Aan km 6 is er dan eindelijk de bevoorrading. We worden een moderne woonwijk ingestuurd waar ik mijn weg alleen moet zoeken: geen loper meer te herkennen in de bochtige zone, gelukkig helpen de oranje pijlen me verder. Vanaf km 6,7 lopen we terug in westelijke richting. Met goede benen en onder een minder stekende zon zou ik hier een leuk halfuurtje hebben doorgebracht op de betonnen Ravelpaden tussen het hoge gras. Vanaf km 8 zelfs met een mooie vijver aan de rechterzijde. Er is nauwelijks beweging voor me. Een juffrouw probeert er ook met stop en go-bewegingen de vaart in te houden. Dat lukt evenmin als bij mij.
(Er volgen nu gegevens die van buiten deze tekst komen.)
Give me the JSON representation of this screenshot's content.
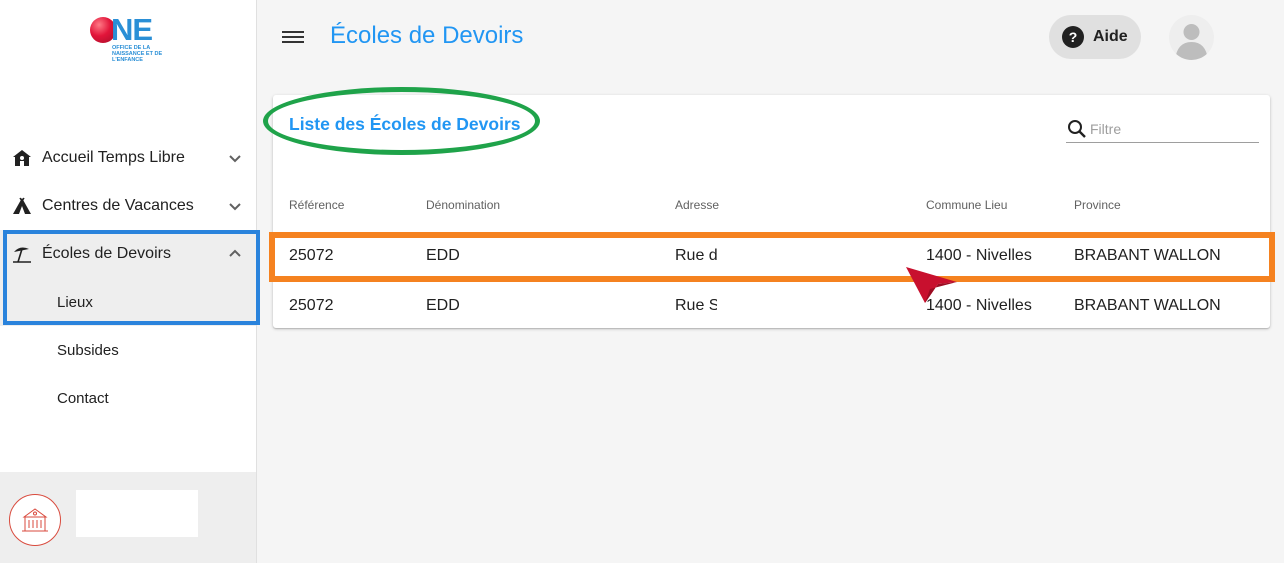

Intussen steekt een oude blessure aan de hiel ook weer de kop op. Gecombineerd met een onaangenaam gevoel in de hamstring. Hier is voor mij geen plezier meer te beleven.
De laatste kilometer blijkt een kopie te zijn van de eerste, maar dan in tegengestelde richting. Het wordt nog een harde dobber. Ik moet tot drie keer op stappen overgaan. Een groepje jongeren in rode t-shirts proberen me met aanmoedigingskreten op te peppen. Het zijn de leden van de jeugdclub/-vereniging die de loop organiseert. Daar zie ik een mevrouw die met een rond seingeversbordje strak naar rechts wijst. Oef, het is voorbij. Na nog een “Allez, c’est bien” van Eric Joway hobbel ik over het gras naar de MJ-boog. Ik stort me op de sinaasappelpartjes. Met Servais breng ik nog een kwartiertje door in het gezelschap van winnaar Nicolas Demonty (met zijn vader en lief). Nog een afspraak voor volgend weekend en weer naar huis.